In our work, we needed to use open source web crawler for unstructured data gathering.
Here we have used
A> Apache Nutch for web crawling and
B> Apache Solr for unstructured web data indexing
Steps, that we have used to set up the complete environment are -
1> Downloaded Apache Solr (3.X)
2> Downloaded Apache Nutch ( 1.x)
We followed the tutorial from here.
We are giving here all the steps with the most important points, for which we have spent much time. Our OS was Mac OS X.
In Linux Terminal, Setting of two Environmental variables are important.
Checked that the variables are set properly.
Apache Nuch Installation -
Unzip Apache Nutch.
Run ‘bin/nutch’ to check whether nutch is installed properly or not.
Goto <<apache nutch installation directory>>/conf folder.
Open nutch-site.xml file.
save with following XML snippet:
<configuration> <property> <name>http.agent.name</name> <value>My Nutch Spider</value> </property> </configuration>
- Create folder urls in <<apache nutch installation directory>>
- Create a file seed.txt
- Enter your required site to crawl. In our case it was http://www.phloxblog.in
- Execute following command in terminal -
bin/nutch crawl urls -depth 5 -topN 20
depth – depth indicates the link depth from the main url that should be crawled.
topN – N determines the maximum number of pages that will be retrieved at each level up to the depth.

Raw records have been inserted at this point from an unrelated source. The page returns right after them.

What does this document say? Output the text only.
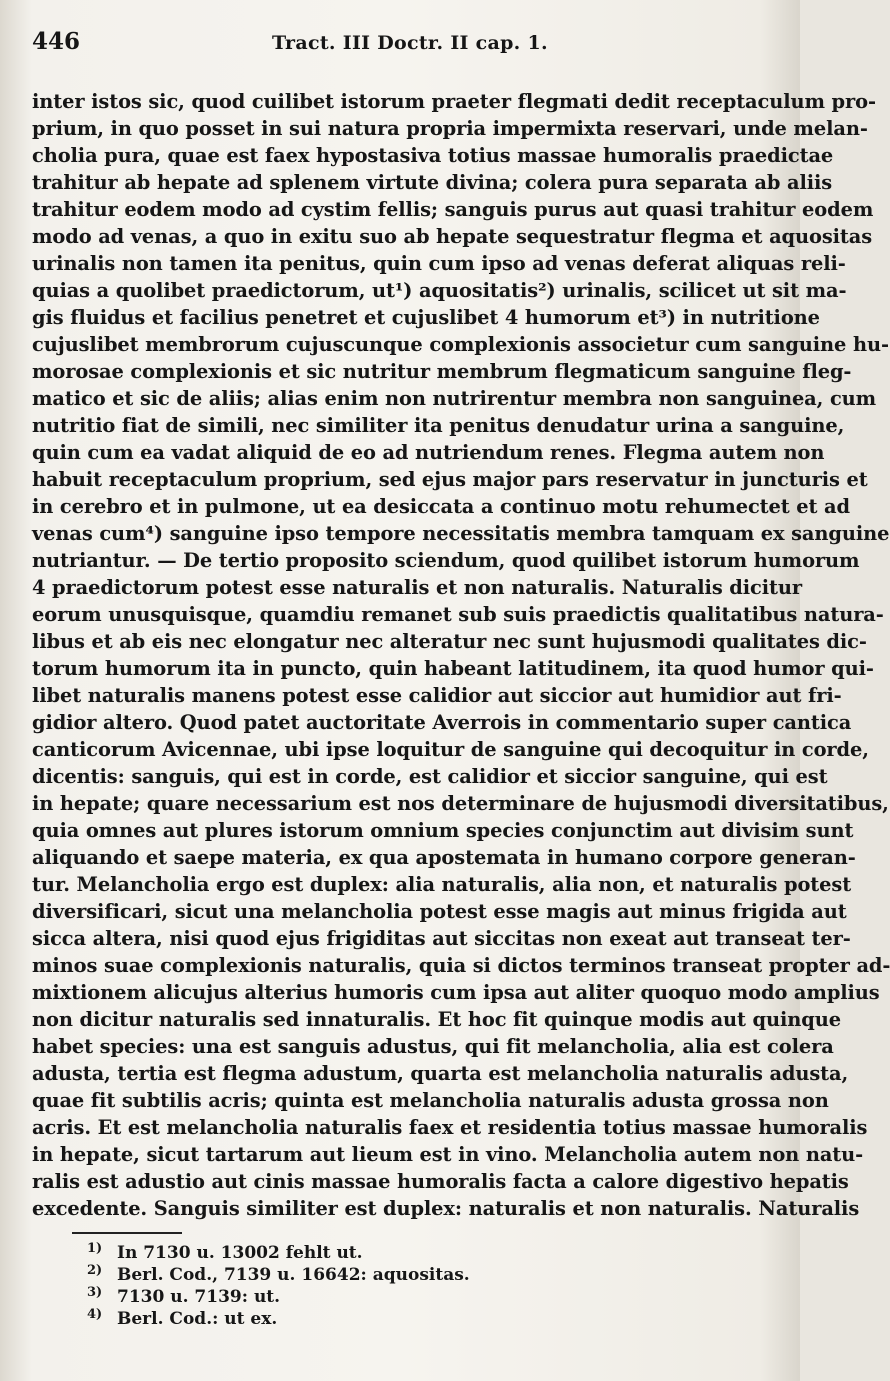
446	Tract. III Doctr. II cap. 1.
inter istos sic, quod cuilibet istorum praeter flegmati dedit receptaculum pro-
prium, in quo posset in sui natura propria impermixta reservari, unde melan-
cholia pura, quae est faex hypostasiva totius massae humoralis praedictae
trahitur ab hepate ad splenem virtute divina; colera pura separata ab aliis
trahitur eodem modo ad cystim fellis; sanguis purus aut quasi trahitur eodem
modo ad venas, a quo in exitu suo ab hepate sequestratur flegma et aquositas
urinalis non tamen ita penitus, quin cum ipso ad venas deferat aliquas reli-
quias a quolibet praedictorum, ut¹) aquositatis²) urinalis, scilicet ut sit ma-
gis fluidus et facilius penetret et cujuslibet 4 humorum et³) in nutritione
cujuslibet membrorum cujuscunque complexionis associetur cum sanguine hu-
morosae complexionis et sic nutritur membrum flegmaticum sanguine fleg-
matico et sic de aliis; alias enim non nutrirentur membra non sanguinea, cum
nutritio fiat de simili, nec similiter ita penitus denudatur urina a sanguine,
quin cum ea vadat aliquid de eo ad nutriendum renes. Flegma autem non
habuit receptaculum proprium, sed ejus major pars reservatur in juncturis et
in cerebro et in pulmone, ut ea desiccata a continuo motu rehumectet et ad
venas cum⁴) sanguine ipso tempore necessitatis membra tamquam ex sanguine
nutriantur. — De tertio proposito sciendum, quod quilibet istorum humorum
4 praedictorum potest esse naturalis et non naturalis. Naturalis dicitur
eorum unusquisque, quamdiu remanet sub suis praedictis qualitatibus natura-
libus et ab eis nec elongatur nec alteratur nec sunt hujusmodi qualitates dic-
torum humorum ita in puncto, quin habeant latitudinem, ita quod humor qui-
libet naturalis manens potest esse calidior aut siccior aut humidior aut fri-
gidior altero. Quod patet auctoritate Averrois in commentario super cantica
canticorum Avicennae, ubi ipse loquitur de sanguine qui decoquitur in corde,
dicentis: sanguis, qui est in corde, est calidior et siccior sanguine, qui est
in hepate; quare necessarium est nos determinare de hujusmodi diversitatibus,
quia omnes aut plures istorum omnium species conjunctim aut divisim sunt
aliquando et saepe materia, ex qua apostemata in humano corpore generan-
tur. Melancholia ergo est duplex: alia naturalis, alia non, et naturalis potest
diversificari, sicut una melancholia potest esse magis aut minus frigida aut
sicca altera, nisi quod ejus frigiditas aut siccitas non exeat aut transeat ter-
minos suae complexionis naturalis, quia si dictos terminos transeat propter ad-
mixtionem alicujus alterius humoris cum ipsa aut aliter quoquo modo amplius
non dicitur naturalis sed innaturalis. Et hoc fit quinque modis aut quinque
habet species: una est sanguis adustus, qui fit melancholia, alia est colera
adusta, tertia est flegma adustum, quarta est melancholia naturalis adusta,
quae fit subtilis acris; quinta est melancholia naturalis adusta grossa non
acris. Et est melancholia naturalis faex et residentia totius massae humoralis
in hepate, sicut tartarum aut lieum est in vino. Melancholia autem non natu-
ralis est adustio aut cinis massae humoralis facta a calore digestivo hepatis
excedente. Sanguis similiter est duplex: naturalis et non naturalis. Naturalis
1) In 7130 u. 13002 fehlt ut.
2) Berl. Cod., 7139 u. 16642: aquositas.
3) 7130 u. 7139: ut.
4) Berl. Cod.: ut ex.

during crawling, it will create folder named like crawl-(timestamp)
Within crawl-(timestamp) folder, there will be 3 folders named – crawldb, linkdb and segments.
In crawldb folder, there will be ‘current’ folder. In the current folder, there will be ‘part-00000′ folder and within that another two file – data & index.
So all the crawled data will be stored in crawl-(timestamp) folder, if everything goes fine.
troubleshooting – If you get unknownhostexception in data file,
1> check the internet connection.
2> follow the versions and steps again as we have mentioned.
Note that, we have changed the command -
bin/nutch crawl urls -depth 5 -topN 20 which is slightly different from nutch wiki documentation.
So change the command as per your requirement, after reading the nutch command usage here.
Apache Solr Installation -
- Unzip Apache Solr
- Run java -jar start.jar from <<Apache Solr Directory>>/example directory.
- It will start solr in the 8983 port for default Apache Solr Installation.
- Hit the url http://localhost:8983/solr/admin/. to check wheher solr installation is fine.
- Close Apache Solr.
Note : for detail Apache Solr Installation you can refer here.
Integration of Apache Nutch with Apache Solr -
To integrate solr with nutch.
- Copy schema.xml from conf folder of <<apache-nutch installation directory>>.
- Go to the <<apache solr installation directory>> . On that folder open the path example>solr>conf.
- Replace schema.xml with the copied one.
- Open the schema.xml file. Change the line,
<field name="content" type="text" stored="true" indexed="true"/> to store the crawled content as indexed.
Execute the following command from terminal in <<Apache Nutch Installation Directory>>
bin/nutch solrindex http://127.0.0.1:8983/solr/ <<the folder name that has been created during crawling-crawl-timestamp>>/crawldb -linkdb crawl/linkdb <<the folder name that has been created during crawling-crawl-timestamp>>/segments/*
This will complete indexing of all the crawled data from nutch.
To be sure if the above process is done perfectly or not,
- Open http://localhost:8983/solr/admin/
- Click on the ‘Search’ button.
It will show all the data that have been indexed after crawling.
So happy crawling. Comments are welcome.